Donald Trump just couldn’t stand it. The man, a new and already infamous book characterizes as having little interest in the U.S. Constitution he swore to uphold, didn’t get it – how he somehow won the presidency despite his opponent, Hillary Clinton, besting him by three million votes.
So what did a man famed now for his immaturity and self-centered attitude do? He formed a commission to investigate voter fraud, which he was absolutely sure was the reason he didn’t win the election in a landslide. That ridiculous, narcissistic effort now has ended, shut down by Trump last week.
Trump couldn’t tell the truth, that voter fraud is extraordinarily rare in the United States and his commission was solely an attempt to salve his ego.
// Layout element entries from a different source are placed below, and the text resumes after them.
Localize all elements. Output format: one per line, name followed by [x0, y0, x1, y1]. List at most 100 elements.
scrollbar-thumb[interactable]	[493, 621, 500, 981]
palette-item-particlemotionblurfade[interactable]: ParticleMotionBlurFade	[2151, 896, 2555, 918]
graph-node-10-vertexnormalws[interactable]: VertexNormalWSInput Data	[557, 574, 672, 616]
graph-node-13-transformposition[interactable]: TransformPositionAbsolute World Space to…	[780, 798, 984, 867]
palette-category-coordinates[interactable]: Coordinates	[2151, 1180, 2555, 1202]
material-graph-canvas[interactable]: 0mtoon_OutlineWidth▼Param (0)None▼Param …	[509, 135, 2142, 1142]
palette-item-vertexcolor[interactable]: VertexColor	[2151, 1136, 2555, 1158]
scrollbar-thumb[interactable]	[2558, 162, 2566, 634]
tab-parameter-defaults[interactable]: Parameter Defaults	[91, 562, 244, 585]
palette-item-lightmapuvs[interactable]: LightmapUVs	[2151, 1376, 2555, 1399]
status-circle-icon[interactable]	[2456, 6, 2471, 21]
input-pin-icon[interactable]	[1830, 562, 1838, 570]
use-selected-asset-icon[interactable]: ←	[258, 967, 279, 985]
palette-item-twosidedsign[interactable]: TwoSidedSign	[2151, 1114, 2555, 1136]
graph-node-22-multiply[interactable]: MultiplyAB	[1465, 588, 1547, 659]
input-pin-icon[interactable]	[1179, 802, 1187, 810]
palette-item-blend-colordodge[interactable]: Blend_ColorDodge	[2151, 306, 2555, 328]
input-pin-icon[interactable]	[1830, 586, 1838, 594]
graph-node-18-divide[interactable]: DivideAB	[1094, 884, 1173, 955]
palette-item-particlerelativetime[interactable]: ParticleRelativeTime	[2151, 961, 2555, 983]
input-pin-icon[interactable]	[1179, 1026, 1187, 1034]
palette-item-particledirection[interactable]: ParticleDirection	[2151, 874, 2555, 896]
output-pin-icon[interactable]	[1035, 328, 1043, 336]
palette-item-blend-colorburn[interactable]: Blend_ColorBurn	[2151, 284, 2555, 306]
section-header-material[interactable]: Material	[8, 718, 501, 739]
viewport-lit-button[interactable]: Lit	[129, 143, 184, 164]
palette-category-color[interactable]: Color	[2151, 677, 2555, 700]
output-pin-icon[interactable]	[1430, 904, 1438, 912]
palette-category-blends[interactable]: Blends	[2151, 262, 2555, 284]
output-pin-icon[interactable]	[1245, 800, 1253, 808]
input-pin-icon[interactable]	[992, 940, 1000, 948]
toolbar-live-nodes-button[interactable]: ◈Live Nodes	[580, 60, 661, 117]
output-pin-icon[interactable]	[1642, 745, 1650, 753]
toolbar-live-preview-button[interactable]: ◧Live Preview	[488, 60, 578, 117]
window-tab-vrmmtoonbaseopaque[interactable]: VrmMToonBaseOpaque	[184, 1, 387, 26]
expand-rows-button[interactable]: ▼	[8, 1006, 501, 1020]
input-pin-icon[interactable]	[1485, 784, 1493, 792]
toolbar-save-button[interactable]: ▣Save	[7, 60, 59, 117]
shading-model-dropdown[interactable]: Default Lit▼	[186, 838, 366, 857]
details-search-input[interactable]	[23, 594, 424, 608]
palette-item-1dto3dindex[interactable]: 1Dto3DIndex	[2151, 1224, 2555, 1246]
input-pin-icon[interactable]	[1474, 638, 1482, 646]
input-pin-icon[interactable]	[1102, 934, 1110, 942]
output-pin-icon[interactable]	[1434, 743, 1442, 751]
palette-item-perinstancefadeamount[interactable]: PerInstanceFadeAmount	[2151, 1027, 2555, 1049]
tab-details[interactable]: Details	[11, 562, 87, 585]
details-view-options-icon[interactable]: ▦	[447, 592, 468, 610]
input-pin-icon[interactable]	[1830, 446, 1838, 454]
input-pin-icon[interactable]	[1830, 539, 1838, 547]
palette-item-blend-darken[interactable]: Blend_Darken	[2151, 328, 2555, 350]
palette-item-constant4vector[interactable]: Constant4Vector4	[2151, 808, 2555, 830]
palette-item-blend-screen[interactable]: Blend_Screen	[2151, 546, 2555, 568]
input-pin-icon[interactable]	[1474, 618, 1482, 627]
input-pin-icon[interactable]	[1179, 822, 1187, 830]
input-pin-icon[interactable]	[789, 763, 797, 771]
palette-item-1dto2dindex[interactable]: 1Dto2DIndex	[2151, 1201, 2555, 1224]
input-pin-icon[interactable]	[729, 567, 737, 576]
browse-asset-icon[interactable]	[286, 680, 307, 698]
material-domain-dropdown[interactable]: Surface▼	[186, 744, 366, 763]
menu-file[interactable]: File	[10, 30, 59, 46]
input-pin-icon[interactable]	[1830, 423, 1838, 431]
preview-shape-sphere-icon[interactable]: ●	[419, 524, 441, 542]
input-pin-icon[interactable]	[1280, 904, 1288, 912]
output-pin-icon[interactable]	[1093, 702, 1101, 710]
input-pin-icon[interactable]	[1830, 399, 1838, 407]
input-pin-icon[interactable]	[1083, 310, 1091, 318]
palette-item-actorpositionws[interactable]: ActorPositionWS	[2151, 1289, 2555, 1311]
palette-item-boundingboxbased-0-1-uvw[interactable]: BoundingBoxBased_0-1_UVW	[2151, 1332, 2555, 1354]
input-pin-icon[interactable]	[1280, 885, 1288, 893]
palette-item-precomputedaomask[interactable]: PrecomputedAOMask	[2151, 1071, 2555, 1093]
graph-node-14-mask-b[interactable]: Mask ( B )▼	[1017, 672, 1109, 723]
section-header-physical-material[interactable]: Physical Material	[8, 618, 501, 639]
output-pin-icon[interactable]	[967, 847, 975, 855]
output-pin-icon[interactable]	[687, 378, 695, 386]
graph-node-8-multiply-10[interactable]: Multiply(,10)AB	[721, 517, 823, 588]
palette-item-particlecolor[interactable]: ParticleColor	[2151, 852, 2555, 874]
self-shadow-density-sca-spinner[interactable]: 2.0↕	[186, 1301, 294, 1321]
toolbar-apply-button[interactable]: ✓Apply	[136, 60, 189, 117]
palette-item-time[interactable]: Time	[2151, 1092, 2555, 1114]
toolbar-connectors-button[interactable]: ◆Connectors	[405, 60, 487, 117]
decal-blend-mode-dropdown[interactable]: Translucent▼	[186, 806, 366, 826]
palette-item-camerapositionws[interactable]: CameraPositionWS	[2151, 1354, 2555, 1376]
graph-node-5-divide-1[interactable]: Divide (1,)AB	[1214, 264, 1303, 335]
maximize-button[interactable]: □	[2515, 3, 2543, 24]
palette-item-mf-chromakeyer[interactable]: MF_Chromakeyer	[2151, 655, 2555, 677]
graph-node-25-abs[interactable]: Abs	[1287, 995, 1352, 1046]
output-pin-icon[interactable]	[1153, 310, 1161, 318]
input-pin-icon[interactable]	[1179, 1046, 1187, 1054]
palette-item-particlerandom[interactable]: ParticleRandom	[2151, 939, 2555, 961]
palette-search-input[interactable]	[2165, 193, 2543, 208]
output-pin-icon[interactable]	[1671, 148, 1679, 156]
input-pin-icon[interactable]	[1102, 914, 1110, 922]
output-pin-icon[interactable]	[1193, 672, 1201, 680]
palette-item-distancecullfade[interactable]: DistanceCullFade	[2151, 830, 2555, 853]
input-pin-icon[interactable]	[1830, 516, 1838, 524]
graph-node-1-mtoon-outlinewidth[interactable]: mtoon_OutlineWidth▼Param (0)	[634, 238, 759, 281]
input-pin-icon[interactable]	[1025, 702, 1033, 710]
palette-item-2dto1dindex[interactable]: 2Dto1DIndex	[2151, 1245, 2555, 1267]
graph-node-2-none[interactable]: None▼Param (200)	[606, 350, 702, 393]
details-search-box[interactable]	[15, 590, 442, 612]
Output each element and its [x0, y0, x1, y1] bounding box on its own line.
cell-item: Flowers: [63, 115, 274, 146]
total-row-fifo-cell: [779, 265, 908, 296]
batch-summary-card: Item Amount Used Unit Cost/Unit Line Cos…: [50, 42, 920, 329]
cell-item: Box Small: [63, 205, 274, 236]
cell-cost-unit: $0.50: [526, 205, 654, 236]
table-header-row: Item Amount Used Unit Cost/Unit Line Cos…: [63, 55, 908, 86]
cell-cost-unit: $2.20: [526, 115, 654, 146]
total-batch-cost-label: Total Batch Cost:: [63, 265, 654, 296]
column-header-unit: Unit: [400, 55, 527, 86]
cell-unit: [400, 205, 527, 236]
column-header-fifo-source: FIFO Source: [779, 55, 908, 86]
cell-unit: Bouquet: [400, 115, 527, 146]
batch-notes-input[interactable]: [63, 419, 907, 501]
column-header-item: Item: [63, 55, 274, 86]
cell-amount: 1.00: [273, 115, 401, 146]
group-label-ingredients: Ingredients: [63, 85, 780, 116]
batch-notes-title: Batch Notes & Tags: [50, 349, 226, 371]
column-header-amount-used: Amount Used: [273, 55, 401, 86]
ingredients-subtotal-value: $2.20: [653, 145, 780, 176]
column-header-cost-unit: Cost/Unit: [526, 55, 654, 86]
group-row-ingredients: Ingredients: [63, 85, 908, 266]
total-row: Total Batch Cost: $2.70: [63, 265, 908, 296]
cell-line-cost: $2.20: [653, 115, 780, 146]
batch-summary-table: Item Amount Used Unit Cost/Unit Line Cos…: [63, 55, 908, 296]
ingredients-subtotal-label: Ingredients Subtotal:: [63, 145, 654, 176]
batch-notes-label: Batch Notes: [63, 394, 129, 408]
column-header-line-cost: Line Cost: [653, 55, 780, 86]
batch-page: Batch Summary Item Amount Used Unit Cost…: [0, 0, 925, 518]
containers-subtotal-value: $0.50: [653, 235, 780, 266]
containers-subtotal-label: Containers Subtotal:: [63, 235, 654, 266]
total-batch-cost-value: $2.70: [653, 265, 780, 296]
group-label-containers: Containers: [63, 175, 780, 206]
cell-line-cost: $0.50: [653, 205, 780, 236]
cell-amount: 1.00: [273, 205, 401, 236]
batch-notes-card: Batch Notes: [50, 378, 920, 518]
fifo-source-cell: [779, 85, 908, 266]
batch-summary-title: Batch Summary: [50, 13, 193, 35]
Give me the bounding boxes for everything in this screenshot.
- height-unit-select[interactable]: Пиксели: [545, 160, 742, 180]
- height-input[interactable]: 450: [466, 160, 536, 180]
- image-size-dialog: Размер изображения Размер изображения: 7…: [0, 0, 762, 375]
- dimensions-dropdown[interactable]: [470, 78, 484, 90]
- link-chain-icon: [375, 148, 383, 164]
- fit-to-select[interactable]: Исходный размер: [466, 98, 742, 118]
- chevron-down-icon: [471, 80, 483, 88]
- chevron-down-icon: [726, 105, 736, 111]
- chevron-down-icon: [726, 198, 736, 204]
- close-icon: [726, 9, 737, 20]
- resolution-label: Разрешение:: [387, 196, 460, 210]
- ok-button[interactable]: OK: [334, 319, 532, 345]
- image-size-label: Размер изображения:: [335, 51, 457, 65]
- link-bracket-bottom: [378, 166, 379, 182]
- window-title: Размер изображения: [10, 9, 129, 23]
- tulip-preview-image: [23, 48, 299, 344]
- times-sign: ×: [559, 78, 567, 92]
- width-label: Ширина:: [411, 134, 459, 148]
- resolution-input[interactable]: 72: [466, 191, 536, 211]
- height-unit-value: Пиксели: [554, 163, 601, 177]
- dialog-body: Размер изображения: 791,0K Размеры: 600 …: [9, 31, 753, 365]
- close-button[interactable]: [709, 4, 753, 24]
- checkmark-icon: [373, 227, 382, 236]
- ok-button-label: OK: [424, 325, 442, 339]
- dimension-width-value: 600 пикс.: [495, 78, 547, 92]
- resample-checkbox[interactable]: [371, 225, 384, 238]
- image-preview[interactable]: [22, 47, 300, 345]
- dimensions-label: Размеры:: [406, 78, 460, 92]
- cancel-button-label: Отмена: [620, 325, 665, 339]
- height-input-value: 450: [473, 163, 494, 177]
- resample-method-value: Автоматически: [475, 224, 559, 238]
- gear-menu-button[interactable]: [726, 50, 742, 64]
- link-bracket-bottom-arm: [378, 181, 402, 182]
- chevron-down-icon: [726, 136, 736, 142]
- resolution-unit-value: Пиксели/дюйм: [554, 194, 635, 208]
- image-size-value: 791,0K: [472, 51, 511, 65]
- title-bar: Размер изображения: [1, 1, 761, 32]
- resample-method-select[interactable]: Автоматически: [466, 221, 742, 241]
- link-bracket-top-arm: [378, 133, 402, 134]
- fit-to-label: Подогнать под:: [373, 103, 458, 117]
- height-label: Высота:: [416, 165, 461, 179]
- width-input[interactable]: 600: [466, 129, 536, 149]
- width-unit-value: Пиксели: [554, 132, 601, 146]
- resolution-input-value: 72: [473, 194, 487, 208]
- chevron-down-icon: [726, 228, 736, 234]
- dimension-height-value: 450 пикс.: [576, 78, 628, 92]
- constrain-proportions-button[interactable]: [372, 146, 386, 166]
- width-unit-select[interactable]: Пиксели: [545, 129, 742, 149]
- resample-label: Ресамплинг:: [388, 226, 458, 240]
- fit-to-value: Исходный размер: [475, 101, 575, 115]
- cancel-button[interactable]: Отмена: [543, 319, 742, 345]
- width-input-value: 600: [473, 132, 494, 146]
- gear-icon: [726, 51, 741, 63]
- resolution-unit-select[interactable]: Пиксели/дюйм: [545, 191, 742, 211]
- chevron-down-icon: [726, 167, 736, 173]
He wasn’t satisfied with winning the election fair and square through the Electoral College thanks to victories in key, big states.
Even as he called off the commission, using the occasion to advocate for voter ID laws – another questionable waste of time and potentially unconstitutional – Trump couldn’t help himself: “Despite substantial evidence of voter fraud, many states have refused to provide the Presidential Advisory Commission on Election Integrity with basic information relevant to its inquiry. Rather than engage in endless legal battles at taxpayer expense, today I signed an executive order to dissolve the commission, and have asked the Department of Homeland Security to review these issues and determine next courses of action.”
Right. A more honest appraisal would have been: I’m dissolving this commission because even Republicans around the country thought it was a ridiculous waste of time and energy, didn’t care about it, and didn’t plan on going to any trouble to cooperate. And while I was cruising a little after getting a tax cut for the wealthy and business passed by a weak-willed Congress, I’m in trouble again because my old pal Steve Bannon and others are saying I’m a dope.”
Trump’s initial bellowing about voter fraud claimed it represented millions of votes and speculated that if he lost the election it would be because it was stolen, two profoundly unpatriotic claims in a Democracy that stands strong because of the people’s belief in its fairness and in their final authority at the ballot box.
But the president’s real problem with the credibility of his commission was that the states that did cooperate a little found what they already knew, that voter fraud simply isn’t a problem in the United States. And that’s without additional attempts to suppress the votes of minorities and the elderly and younger people, all of whom tend to have more problems in acquiring “Voter ID” cards than others.
Trump showed, in this effort, that he’s willing to put the country through the wringer, dividing people, raising false claims, exaggerating an issue that doesn’t exist, if it can get him a few cheers in the campaign-style rallies he still loves to hold.
The country, in being divided by a selfish president, pays a price for the cheers of the president’s hard-core base. The promising thing is that the longer Trump’s presidency stumbles along, the lower the volume is liable to get.